Weiterlesen SchliessenDas Finanzministerium verkaufte jüngst mehr Schuldtitel mit kurzer Laufzeit als üblich – vermutlich, weil es mit sinkenden Zinsen am kurzen Ende der Zinsstrukturkurve rechnet und deren Erneuerung bereits in einem Jahr auf einem deutlich tieferen Niveau anstrebt. Allerdings ist der Verkauf kurzfristiger T-Bills nicht mehr so einfach, zumal die Nachfrage aus dem In- und Ausland nachlässt. Die Privaten bauten sie massiv ab, weil auch sie mit sinkenden Zinsen rechnen, und verlagern ihr Kapital zunehmend in vielversprechendere Märkte.
Generell muss man sich stets vergegenwärtigen, dass die Anpassung an das neue Umfeld mit tieferer Inflation und moderaten makroökonomischen Risiken bislang weitgehend geordnet verlaufen ist. Dies ist nicht selbstverständlich. Wenn sich viele attraktive Anlagemöglichkeiten bieten, kann die Reise holpriger sein als erwartet.
Bis heute bleibt bemerkenswert, dass es trotz vereinzelter Inflationsenttäuschungen im ersten Halbjahr 2024 eine geringere Anleihensvolatilität gab als in der Zeit, als die Zinssätze auf dem Weg nach oben waren. Viele scheinen zu erkennen: Wenn die Zinssätze steigen, ist das Ziel beunruhigend ungewiss; auf dem Weg nach unten wissen wir trotz des Auf und Ab einzelner makroökonomischer Daten, dass der Endpunkt irgendwo zwischen Null und dem jetzigen Stand liegt. Das wirkt offensichtlich beruhigend und lässt die Volatilität sinken.
Daraus ergibt sich zudem ein Fokus für die kommenden zwölf Monate: die Bevorzugung der mittleren Punkte der Zinsstrukturkurve. Da werden die Zinsen insbesondere in den USA fallen. Weil die Renditen am kürzeren Ende der Zinsstrukturkurve vor allem von den Leitzinserwartungen bestimmt werden, sind die Höchstzinsen effektiv gedeckelt und sorgen für eine Aufwärtsbewegung bei der Gesamtrendite von mittelfristigen Anleihen. Allein deren Ausmass bleibt noch ungewiss, aber davon profitieren möchten wir unbedingt.
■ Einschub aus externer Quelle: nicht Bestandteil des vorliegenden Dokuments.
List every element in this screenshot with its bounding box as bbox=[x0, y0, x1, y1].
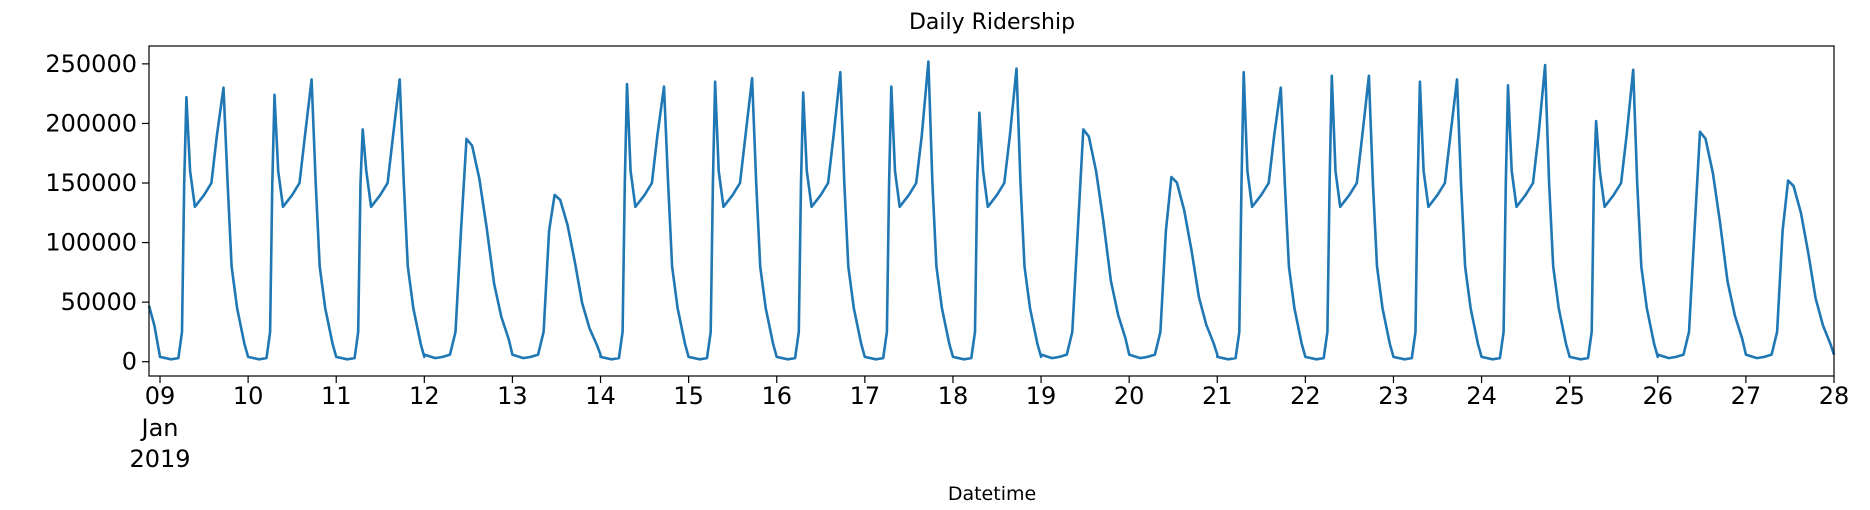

Dagegen verringerten sich die mittelfristigen Renditeaussichten auf der Franken-Zinsstrukturkurve durch die rasche geldpolitische Anpassung der Schweizerischen Nationalbank an das erneuerte Inflationsumfeld.
Weiter draussen auf der Kurve liegen die Zinsen etwas höher als zu Jahresbeginn (Ausnahme Schweiz) und sorgten für Kursverluste bei den entsprechenden USD und EUR Anleihen. Hinzu kommen die Kosten der Währungsabsicherung. Eine Reihe anderer Faktoren ist zudem am längeren Ende der Zinsstrukturkurve renditebestimmend: beispielsweise die Bedenken hinsichtlich der Tragfähigkeit der US-Staatsverschuldung bis hin zur Unsicherheit über den Wachstumstrends und die Laufzeitprämie. Diese Überlegungen sorgen dafür, dass da gegenwärtig das Aufwärts- und das Abwärtsrisiko wohl symmetrisch ist.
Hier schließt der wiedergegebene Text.